Scientists have found a "built-in float" in an ancient marine predator

Paleontologists from the Chinese Academy of Sciences and the Canadian Museum of Nature analyzed two skeletons from thin

limestone layer in two quarries in the southwestChina. They identified the finds as skeletons of nothosaurs, Triassic marine reptiles with a small head, fangs, flipper-like limbs, a long neck and typically an even longer tail, likely used for propulsion. However, the new species has a short and flat tail.

Analysis of two well-preserved skeletons showeda reptile with a wide pachiostotic body, that is, with denser bones, and a very short, flattened tail. The short, flattened tail helps the lizard balance, acting as an underwater float, conserving the predator's energy while searching for prey.

Scientists have named the new species Brevicaudosaurusjiyangshanensis, from Latin brevi - "short", "caudo" - "tail" and Greek sauros - "lizard". The most complete skeleton of the two was found in the Jiangshan Quarry, giving this specimen its species name. 

Contributed by: QING-HUA SHANG, HIAO-CHUNG WU and CHUN,Journal of Vertebrate Paleontology.

The skeleton makes it clear how this ancient lizard lived.Its forelimbs are more developed than its hind limbs - most likely, they helped the reptile swim. However, the bones on the front legs are shorter when comparing the lizard with other species. It is worth noting that this significantly limits the force with which individuals can move through the water. Most of its bones, including its vertebrae and ribs, are thick and dense. All  this gives a portrait of a stocky and plump reptile. This structure limited its ability to swim quickly, but increased stability under water.

In general, such a find seems surprising.As for nothosaurs, they were always distinguished by their slender body, long neck and tail, and long limbs. Although the animal was aquatic, its limbs were less adapted for swimming than those of more advanced sauropterygians such as pistosaurs, pliosaurs and plesiosaurs.

Notosaurus skies were closed, airwayswere separated from the foodways. This feature of the body structure helped when feeding in the water. The skull was long and flat with large holes. There were numerous pointed teeth along the edges of the jaws. The Notosaurus moved through the water, rotating its body in waves and using its limbs to swim. Like other sauropterygs, Notosaurus descended from terrestrial reptiles distantly related to lizards and snakes.

Natasaurs are typically found as fossils from the Triassic period (251 to 200 million years ago) in Southwest and East Asia, North Africa, and especially Europe.

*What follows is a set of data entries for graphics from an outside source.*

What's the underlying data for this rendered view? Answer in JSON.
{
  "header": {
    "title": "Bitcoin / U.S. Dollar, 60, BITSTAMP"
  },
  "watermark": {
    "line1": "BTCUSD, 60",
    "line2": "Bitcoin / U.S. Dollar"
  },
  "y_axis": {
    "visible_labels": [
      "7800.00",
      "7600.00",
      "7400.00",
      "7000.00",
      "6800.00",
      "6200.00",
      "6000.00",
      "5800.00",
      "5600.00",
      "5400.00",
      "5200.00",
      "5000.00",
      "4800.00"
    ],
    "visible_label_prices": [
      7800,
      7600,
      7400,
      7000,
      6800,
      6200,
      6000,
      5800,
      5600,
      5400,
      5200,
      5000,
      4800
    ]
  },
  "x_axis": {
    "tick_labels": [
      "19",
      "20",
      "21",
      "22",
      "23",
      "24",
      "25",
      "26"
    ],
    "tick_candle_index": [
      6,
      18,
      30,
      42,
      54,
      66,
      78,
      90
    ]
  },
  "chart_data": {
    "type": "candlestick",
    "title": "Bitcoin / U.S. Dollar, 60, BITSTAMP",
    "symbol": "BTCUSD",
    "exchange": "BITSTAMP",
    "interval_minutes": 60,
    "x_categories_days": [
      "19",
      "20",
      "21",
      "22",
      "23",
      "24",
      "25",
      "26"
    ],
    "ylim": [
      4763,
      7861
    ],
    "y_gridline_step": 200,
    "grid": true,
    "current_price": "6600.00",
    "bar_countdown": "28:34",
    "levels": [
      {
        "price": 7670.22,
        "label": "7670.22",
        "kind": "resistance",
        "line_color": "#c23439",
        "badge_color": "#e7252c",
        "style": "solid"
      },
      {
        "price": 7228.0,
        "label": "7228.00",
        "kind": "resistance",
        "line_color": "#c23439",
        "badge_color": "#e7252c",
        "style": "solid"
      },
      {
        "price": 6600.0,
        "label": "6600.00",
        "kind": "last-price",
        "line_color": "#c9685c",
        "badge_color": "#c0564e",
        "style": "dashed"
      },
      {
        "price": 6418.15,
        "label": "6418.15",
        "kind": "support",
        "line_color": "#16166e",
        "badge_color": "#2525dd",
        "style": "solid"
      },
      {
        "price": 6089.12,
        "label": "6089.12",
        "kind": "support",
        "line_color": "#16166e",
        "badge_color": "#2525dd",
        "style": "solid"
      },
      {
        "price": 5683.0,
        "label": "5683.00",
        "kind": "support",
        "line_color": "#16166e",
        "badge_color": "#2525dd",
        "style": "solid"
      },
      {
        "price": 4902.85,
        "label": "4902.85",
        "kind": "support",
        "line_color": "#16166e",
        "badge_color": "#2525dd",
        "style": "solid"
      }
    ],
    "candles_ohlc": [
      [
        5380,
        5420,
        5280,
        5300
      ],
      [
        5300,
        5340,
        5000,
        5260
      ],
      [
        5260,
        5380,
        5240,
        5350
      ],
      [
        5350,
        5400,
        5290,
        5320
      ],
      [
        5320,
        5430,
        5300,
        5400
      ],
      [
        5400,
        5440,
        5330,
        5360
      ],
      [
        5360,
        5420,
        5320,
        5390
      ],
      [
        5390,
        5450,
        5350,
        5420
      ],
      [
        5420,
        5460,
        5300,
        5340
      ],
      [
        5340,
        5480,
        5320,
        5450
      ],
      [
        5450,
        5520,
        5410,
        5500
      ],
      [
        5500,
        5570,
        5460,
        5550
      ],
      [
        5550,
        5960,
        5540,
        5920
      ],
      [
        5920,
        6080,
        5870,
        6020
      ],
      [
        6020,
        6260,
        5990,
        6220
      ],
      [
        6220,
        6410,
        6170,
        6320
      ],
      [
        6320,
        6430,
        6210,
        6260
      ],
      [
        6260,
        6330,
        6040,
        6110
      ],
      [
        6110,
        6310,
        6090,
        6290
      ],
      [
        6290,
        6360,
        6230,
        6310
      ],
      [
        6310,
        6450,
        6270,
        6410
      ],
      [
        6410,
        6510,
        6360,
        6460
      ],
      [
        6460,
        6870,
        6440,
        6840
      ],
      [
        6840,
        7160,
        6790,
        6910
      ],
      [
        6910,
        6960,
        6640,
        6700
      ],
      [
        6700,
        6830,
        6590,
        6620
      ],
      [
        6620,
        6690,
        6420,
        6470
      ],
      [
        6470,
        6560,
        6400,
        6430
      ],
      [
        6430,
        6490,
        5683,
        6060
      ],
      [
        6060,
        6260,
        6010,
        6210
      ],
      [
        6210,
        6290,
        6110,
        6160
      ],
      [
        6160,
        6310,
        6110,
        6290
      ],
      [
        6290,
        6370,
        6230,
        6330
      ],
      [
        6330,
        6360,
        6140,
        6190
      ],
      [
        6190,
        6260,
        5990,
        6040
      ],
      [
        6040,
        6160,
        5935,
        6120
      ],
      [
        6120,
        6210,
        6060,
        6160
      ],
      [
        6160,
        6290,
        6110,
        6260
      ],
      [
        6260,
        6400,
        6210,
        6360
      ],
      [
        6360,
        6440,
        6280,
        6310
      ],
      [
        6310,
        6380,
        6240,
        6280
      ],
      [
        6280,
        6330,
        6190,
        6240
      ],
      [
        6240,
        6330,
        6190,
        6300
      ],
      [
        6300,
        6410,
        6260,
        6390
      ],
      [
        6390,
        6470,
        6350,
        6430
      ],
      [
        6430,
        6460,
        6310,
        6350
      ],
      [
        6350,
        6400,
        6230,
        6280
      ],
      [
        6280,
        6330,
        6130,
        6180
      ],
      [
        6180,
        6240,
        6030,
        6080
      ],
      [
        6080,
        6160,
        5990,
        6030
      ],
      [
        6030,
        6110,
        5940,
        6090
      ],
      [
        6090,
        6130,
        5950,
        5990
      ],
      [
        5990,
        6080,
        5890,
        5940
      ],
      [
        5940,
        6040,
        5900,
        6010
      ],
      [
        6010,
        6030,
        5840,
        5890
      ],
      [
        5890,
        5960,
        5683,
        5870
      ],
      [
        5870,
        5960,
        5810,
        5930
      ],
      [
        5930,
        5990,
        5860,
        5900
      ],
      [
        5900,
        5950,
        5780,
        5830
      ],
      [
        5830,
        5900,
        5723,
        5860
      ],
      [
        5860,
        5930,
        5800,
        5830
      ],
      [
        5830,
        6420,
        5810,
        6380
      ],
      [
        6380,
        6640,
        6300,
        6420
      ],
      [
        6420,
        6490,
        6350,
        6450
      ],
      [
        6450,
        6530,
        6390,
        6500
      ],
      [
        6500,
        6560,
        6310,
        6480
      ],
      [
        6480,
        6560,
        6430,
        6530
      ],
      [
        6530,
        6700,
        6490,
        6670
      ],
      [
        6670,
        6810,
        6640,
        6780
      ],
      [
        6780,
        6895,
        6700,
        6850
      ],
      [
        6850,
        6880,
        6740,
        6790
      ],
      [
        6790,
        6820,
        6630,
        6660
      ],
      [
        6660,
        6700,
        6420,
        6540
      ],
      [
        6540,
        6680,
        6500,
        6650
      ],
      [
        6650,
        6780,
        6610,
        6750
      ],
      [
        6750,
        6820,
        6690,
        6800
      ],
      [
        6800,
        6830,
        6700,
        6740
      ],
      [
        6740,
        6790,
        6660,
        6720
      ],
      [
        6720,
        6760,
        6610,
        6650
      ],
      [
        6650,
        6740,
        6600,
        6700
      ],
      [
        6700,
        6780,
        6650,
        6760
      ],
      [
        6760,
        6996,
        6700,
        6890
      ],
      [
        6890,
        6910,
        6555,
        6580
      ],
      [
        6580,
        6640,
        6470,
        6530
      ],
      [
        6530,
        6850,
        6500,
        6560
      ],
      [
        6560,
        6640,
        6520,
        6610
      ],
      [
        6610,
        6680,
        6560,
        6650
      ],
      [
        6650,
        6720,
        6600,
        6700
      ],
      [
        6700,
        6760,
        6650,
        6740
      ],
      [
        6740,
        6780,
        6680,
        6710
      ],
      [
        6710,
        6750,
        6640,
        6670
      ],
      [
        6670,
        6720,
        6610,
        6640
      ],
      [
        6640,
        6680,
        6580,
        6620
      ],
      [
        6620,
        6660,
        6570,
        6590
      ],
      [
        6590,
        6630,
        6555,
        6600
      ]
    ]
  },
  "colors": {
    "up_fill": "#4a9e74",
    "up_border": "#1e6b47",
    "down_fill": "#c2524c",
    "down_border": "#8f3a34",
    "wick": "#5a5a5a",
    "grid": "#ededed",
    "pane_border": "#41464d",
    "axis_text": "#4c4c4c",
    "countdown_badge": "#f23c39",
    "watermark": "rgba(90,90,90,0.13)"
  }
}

This era ended with a mass extinctionmarked a huge shift in the diversity and dominance of life on Earth, giving rise to many well-known animal groups that ruled the planet for tens of millions of years.

As it recently became known, "The Great Extinction"the largest extinction the planet has ever seen occurred about 250 million years ago and was largely caused by greenhouse gases in the atmosphere. Scientists are now beginning to notice disturbing similarities between the Great Extinction and what is now happening to our atmosphere.

Scientists highlight this similarity in a new exhibit at the Smithsonian National Museum of Natural History in Washington, DC.

The pearl of the Deep Time exhibition is the firsta real tyrannosaurus rex. Its skeleton rests over the bones of a recumbent Triceratops, one clawed paw is holding the unfortunate herbivore, jaws pressed to its head, ready to bite off a piece the size of a manhole cover.

"We like to say, 'Come for the dinosaurs, stay for everything else.'

Scott Wing, one of the exhibition curators

The theme of the exhibition is the interconnection of life throughgeological time. The exhibit shows, for example, how plants at the bottom of the food chain support everything from insects to the 20-ton apatosaurs, and how insects have helped shape forests that have evolved and changed over millions of years.

There were other mass extinctions such aswhich destroyed the dinosaurs about 65 million years ago. This happened at the end of the Permian period and was mainly caused by the excessive emission of carbon dioxide into the atmosphere. And the Smithsonian Institution often notes in its exhibitions that the current warming on the planet resembles the sad experience of the Earth in the past.

“We can learn from studying the past,” concludes the exhibition curator.